ALUR PROSES PERADILAN ADAT CLAN SELUPU LEBONG

Author Erwin S. Basrin

Pada tataran konseptual di tingkat kampung peradilan adat ini mengenal struktur yang telah dibakukan yang lebih menonjolkan asaz musyawarah dalam mencari penyelesain sengketa.

  • · Rajo atau Pelindung Adat sebelum Indonesia Merdeka di kenal dengan Depati kemudian Ginde namun setelah terbitnya UU No 5 Tahun 1979 dinamakan dengan Kepala Desa, namun dalam pelaksanaan peradilan adat Rajo atau Pelindung Adat punya hak suara untuk memberikan beberapa nasehat jika dimintak oleh Ketua Kutai yang juga tidak punya hak dalam memutuskan penyelesaian sengketa.
  • · Ketua Kutai ini dipilih oleh Ketua-ketua Suku atau Sukau yang berasal dari salah satu Sukau yang ada di Kutai tersebut dan jumlah Ketua kutai di masing-masing Kutai (kampung) hanya 1 orang. Dalam penyelesain atau peradilan adat Ketua Kutai ini punya hak untuk mengelar peradilan adat dan memutuskan perkara kasus secara adat dengan dasar hasil musyawarah ke empat Ketua Sukau dengan memperhatikan pertimbangan dari Rajo atau Pelindung Adat, Cerdik Pandai, Alim Ulama serta tetua yang ada di Kutai tersebut.
  • · Ketua Sukau/Clan adalah wakil masing-masing keluarga dalam sturuktur adat yang dipilih oleh masing-masing clan/keluarga berdasarkan beberapa kreteria seperti berilmu, bijaksana dll. Dalam system peradilan adat Ketua Sukau ini sebagai juru runding Sukau dan pembawa kasus persoalan yang dihadapi oleh anak suku atau sukau yang bersangkutan kepada ketua Kutai, sebagai pembela sekaligus memberikan beberapa pertimbangan dalam persidangan adat.

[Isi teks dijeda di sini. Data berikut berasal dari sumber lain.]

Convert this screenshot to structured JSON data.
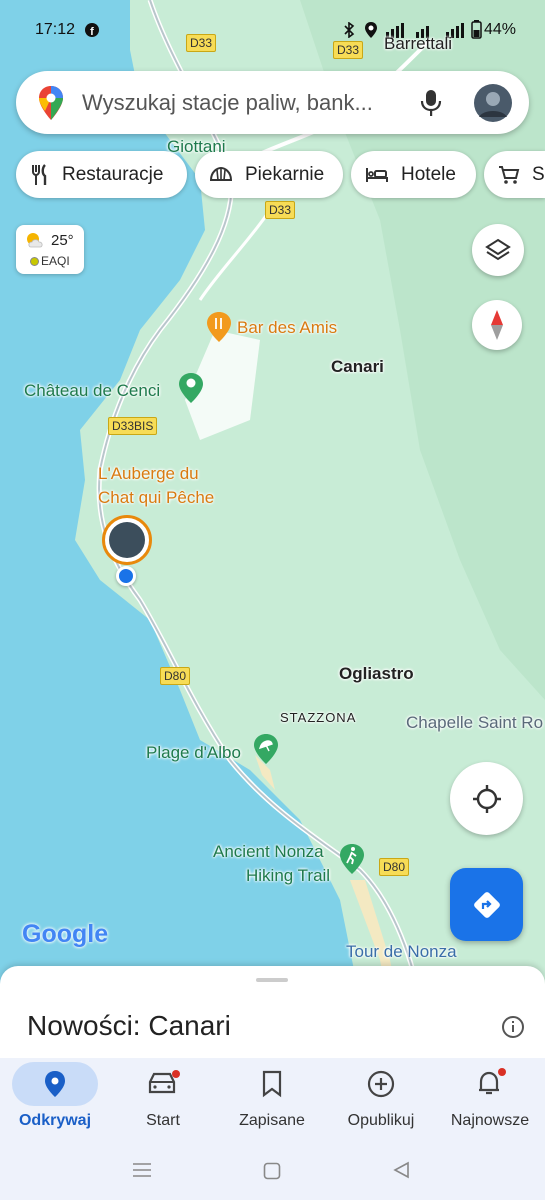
{
  "status_bar": {
    "time": "17:12",
    "battery": "44%"
  },
  "search": {
    "placeholder": "Wyszukaj stacje paliw, bank..."
  },
  "chips": [
    {
      "label": "Restauracje",
      "icon": "restaurant-icon"
    },
    {
      "label": "Piekarnie",
      "icon": "bakery-icon"
    },
    {
      "label": "Hotele",
      "icon": "hotel-icon"
    },
    {
      "label": "Sp",
      "icon": "shopping-cart-icon"
    }
  ],
  "weather": {
    "temperature": "25°",
    "aqi_label": "EAQI"
  },
  "map_labels": {
    "barrettali": "Barrettali",
    "giottani": "Giottani",
    "bar_des_amis": "Bar des Amis",
    "canari": "Canari",
    "chateau": "Château de Cenci",
    "auberge_line1": "L'Auberge du",
    "auberge_line2": "Chat qui Pêche",
    "ogliastro": "Ogliastro",
    "stazzona": "STAZZONA",
    "chapelle": "Chapelle Saint Ro",
    "plage": "Plage d'Albo",
    "hiking_line1": "Ancient Nonza",
    "hiking_line2": "Hiking Trail",
    "tour": "Tour de Nonza",
    "google": "Google"
  },
  "road_shields": {
    "d33_a": "D33",
    "d33_b": "D33",
    "d33_c": "D33",
    "d33bis": "D33BIS",
    "d80_a": "D80",
    "d80_b": "D80"
  },
  "sheet": {
    "title": "Nowości: Canari"
  },
  "bottom_nav": [
    {
      "label": "Odkrywaj",
      "icon": "explore-pin-icon",
      "active": true
    },
    {
      "label": "Start",
      "icon": "car-icon",
      "badge": true
    },
    {
      "label": "Zapisane",
      "icon": "bookmark-icon"
    },
    {
      "label": "Opublikuj",
      "icon": "add-circle-icon"
    },
    {
      "label": "Najnowsze",
      "icon": "bell-icon",
      "badge": true
    }
  ],
  "colors": {
    "water": "#7fd1e8",
    "land": "#c8ecd6",
    "accent": "#1a73e8",
    "active_tab": "#c9dcf8"
  }
}
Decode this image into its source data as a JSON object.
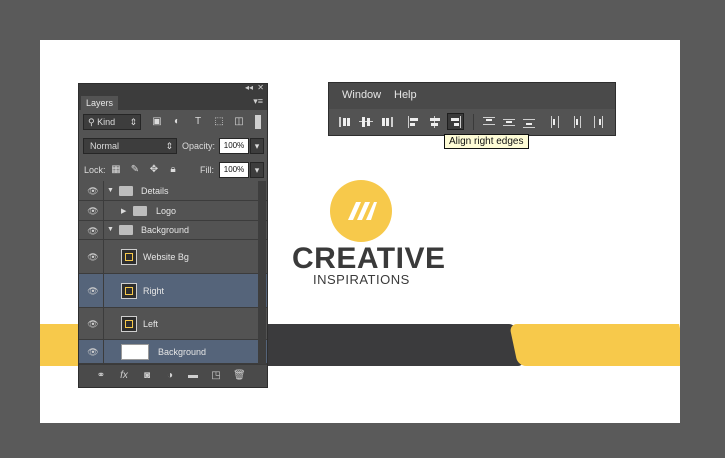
{
  "canvas": {
    "logo": {
      "mark": "//",
      "title": "CREATIVE",
      "subtitle": "INSPIRATIONS"
    }
  },
  "layers_panel": {
    "tab_label": "Layers",
    "kind_label": "Kind",
    "blend_mode": "Normal",
    "opacity_label": "Opacity:",
    "opacity_value": "100%",
    "lock_label": "Lock:",
    "fill_label": "Fill:",
    "fill_value": "100%",
    "layers": [
      {
        "name": "Details",
        "type": "group",
        "expanded": true
      },
      {
        "name": "Logo",
        "type": "group",
        "expanded": false
      },
      {
        "name": "Background",
        "type": "group",
        "expanded": true
      },
      {
        "name": "Website Bg",
        "type": "smart-object"
      },
      {
        "name": "Right",
        "type": "smart-object",
        "selected": true
      },
      {
        "name": "Left",
        "type": "smart-object"
      },
      {
        "name": "Background",
        "type": "layer",
        "selected": true
      }
    ],
    "bottom_icons": [
      "link-icon",
      "fx-icon",
      "mask-icon",
      "adjustment-icon",
      "folder-icon",
      "new-layer-icon",
      "trash-icon"
    ]
  },
  "menubar": {
    "menus": [
      "Window",
      "Help"
    ],
    "tooltip": "Align right edges"
  },
  "colors": {
    "accent_yellow": "#f7c94b",
    "dark_band": "#3b3b3d",
    "panel_bg": "#535353",
    "selection": "#55647a"
  }
}
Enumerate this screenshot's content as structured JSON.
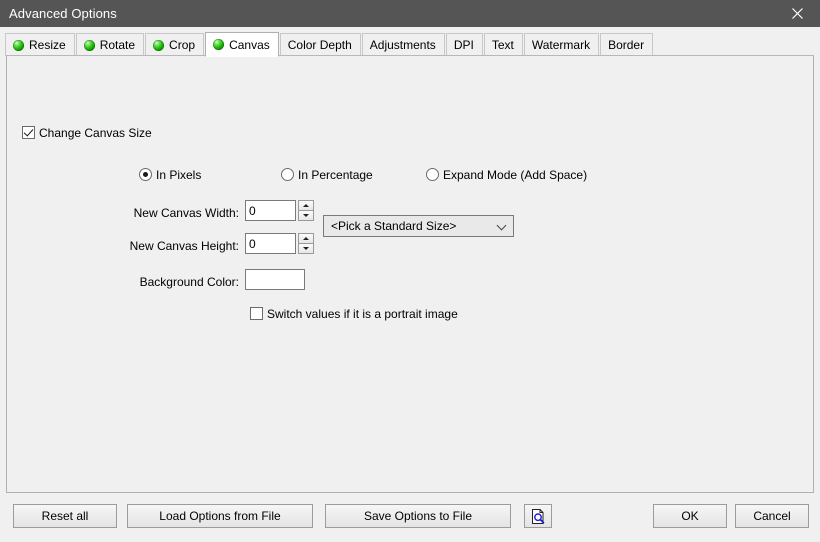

Dalam proses persidangan adat referensi yang dipakai dalam menetapkan sangsi adat adalah pokok adat Rejang yang ditinggalkan (diwariskan - admin) oleh para leluhur secara lisan antara lain:

· ‘Bejenjang kenek betanggo tu’un’ adalah dasar untuk menetapkan besaran sangsi material dengan memperhatikan kondisi ekonomi dan kemampuan terdakwa

· ‘Sumbing titip, kinyem mengelek’ adalah dasar dalam proses peradilan adat bisa untuk menciptakan keseimbangan kembali di tengah-tengah masyarakat

· ‘Semitok buk lem gelpung’ adalah kearifan adat dalam proses penyelesaian sengketa sehingga korban dan pelaku tidak merasa ada yang dirugikan

· ‘Tepung tabea’ bermaksud untuk mendinginkan permasalahan sehingga meredakan konflik atau usaha untuk menciptakan keseimbangan di tingkat kampung sekaligus wujud penyesalan si pelaku terhadap pihak korban. Dan lain-lain

· ‘Membunuh membangun’ artinya kalau membunuh orang hukumannya si pembunuh membayar bangun kepada famili si mati dengan emas atau perak.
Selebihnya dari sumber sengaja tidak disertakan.